My next poetry work doesn’t have a title. It’s a work in progress, drawing on my life, sense of being in the world and Australia as a woman of colour, a lover of actions beyond words, and just to make sense of this thing we call prejudice. It might include photographs, memoir, metaphor, lyricism, and is inspired by the many poets in the world, who in someway might lead me on my own journey, to understand why I write, where I am going and who I might become if I choose.
June Perkins
So you might ask yourself why do you write? Do you like the idea of it? Do you like the idea of an author? Or do you write to understand to release the tough memories so they dance until they make sense so the transcend you and find their meaning in larger steps to you? Do you like to show who you are in what you write Or do you hide yourself in there, hoping that one day someone will truly understand the tears that scraped the inside of your lids wanting to break the eyes open to see the boundary lines of privilege smashed in a tango show down or a tap dance solo that made you listen to the rythmns of despair? What is your lonely island? What is it? Why do you want to leave it? What is the place that traps you and says you cannot speak it the unspeakable that happened on that lonely island?

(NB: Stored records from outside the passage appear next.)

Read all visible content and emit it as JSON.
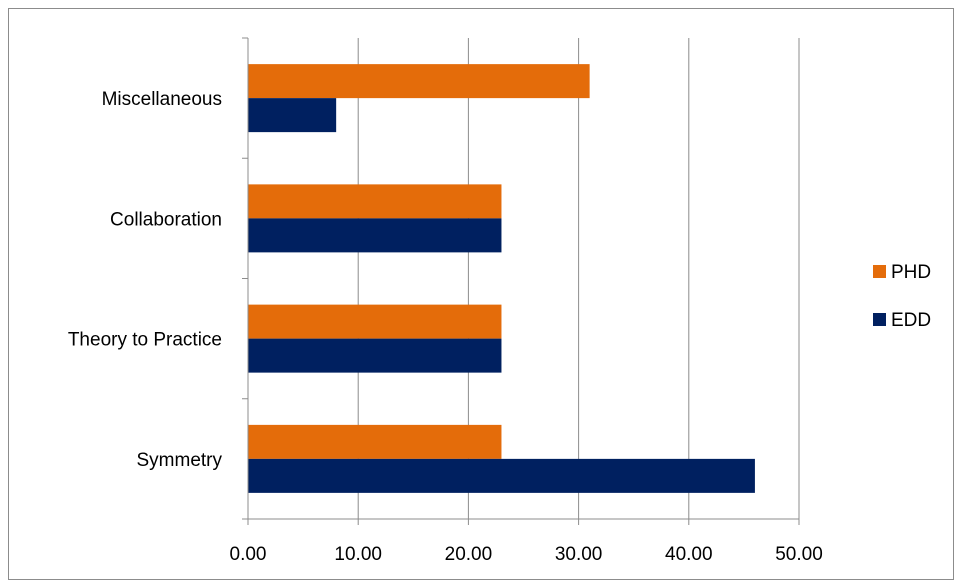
{
  "chart_data": {
    "type": "bar",
    "orientation": "horizontal",
    "categories": [
      "Symmetry",
      "Theory to Practice",
      "Collaboration",
      "Miscellaneous"
    ],
    "series": [
      {
        "name": "PHD",
        "values": [
          23,
          23,
          23,
          31
        ],
        "color": "#E46C0A"
      },
      {
        "name": "EDD",
        "values": [
          46,
          23,
          23,
          8
        ],
        "color": "#002060"
      }
    ],
    "xlim": [
      0,
      50
    ],
    "xticks": [
      "0.00",
      "10.00",
      "20.00",
      "30.00",
      "40.00",
      "50.00"
    ],
    "grid": true,
    "legend_position": "right",
    "title": "",
    "xlabel": "",
    "ylabel": ""
  }
}
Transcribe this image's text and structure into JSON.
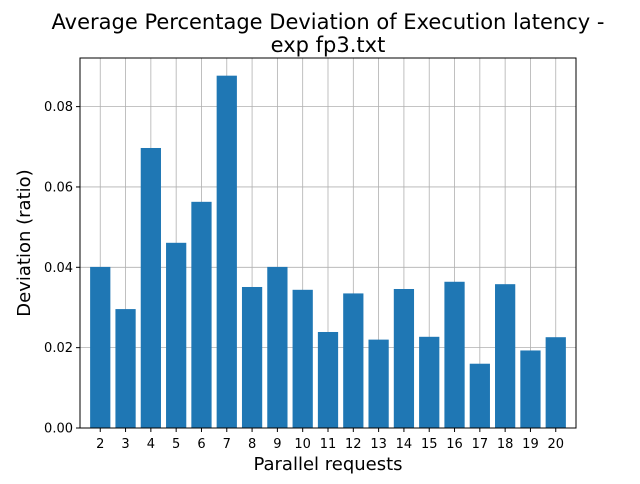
{
  "chart_data": {
    "type": "bar",
    "title_lines": [
      "Average Percentage Deviation of Execution latency -",
      "exp fp3.txt"
    ],
    "xlabel": "Parallel requests",
    "ylabel": "Deviation (ratio)",
    "categories": [
      "2",
      "3",
      "4",
      "5",
      "6",
      "7",
      "8",
      "9",
      "10",
      "11",
      "12",
      "13",
      "14",
      "15",
      "16",
      "17",
      "18",
      "19",
      "20"
    ],
    "values": [
      0.0401,
      0.0296,
      0.0697,
      0.0461,
      0.0563,
      0.0877,
      0.0351,
      0.0401,
      0.0344,
      0.0239,
      0.0335,
      0.022,
      0.0346,
      0.0227,
      0.0364,
      0.016,
      0.0358,
      0.0193,
      0.0226
    ],
    "ylim": [
      0,
      0.0921
    ],
    "yticks": [
      "0.00",
      "0.02",
      "0.04",
      "0.06",
      "0.08"
    ],
    "ytick_values": [
      0,
      0.02,
      0.04,
      0.06,
      0.08
    ],
    "grid": true,
    "bar_color": "#1f77b4",
    "grid_color": "#b0b0b0"
  }
}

Can you take me inside your grief and isolation not as a tourist or an enemy but as a friend to see your lonely island ? By June Perkins - reflection on a mentor session
And so it begins, from a conversation – now study, writing, reflecting, writing, and then again study, writing and reflecting.
And my new friends and teachers are Terrance Hayes, Safia Ellnillo and Claudia Rankine.
What is poetry today? What is my poetry becoming? What do I really want to say? How will I say it?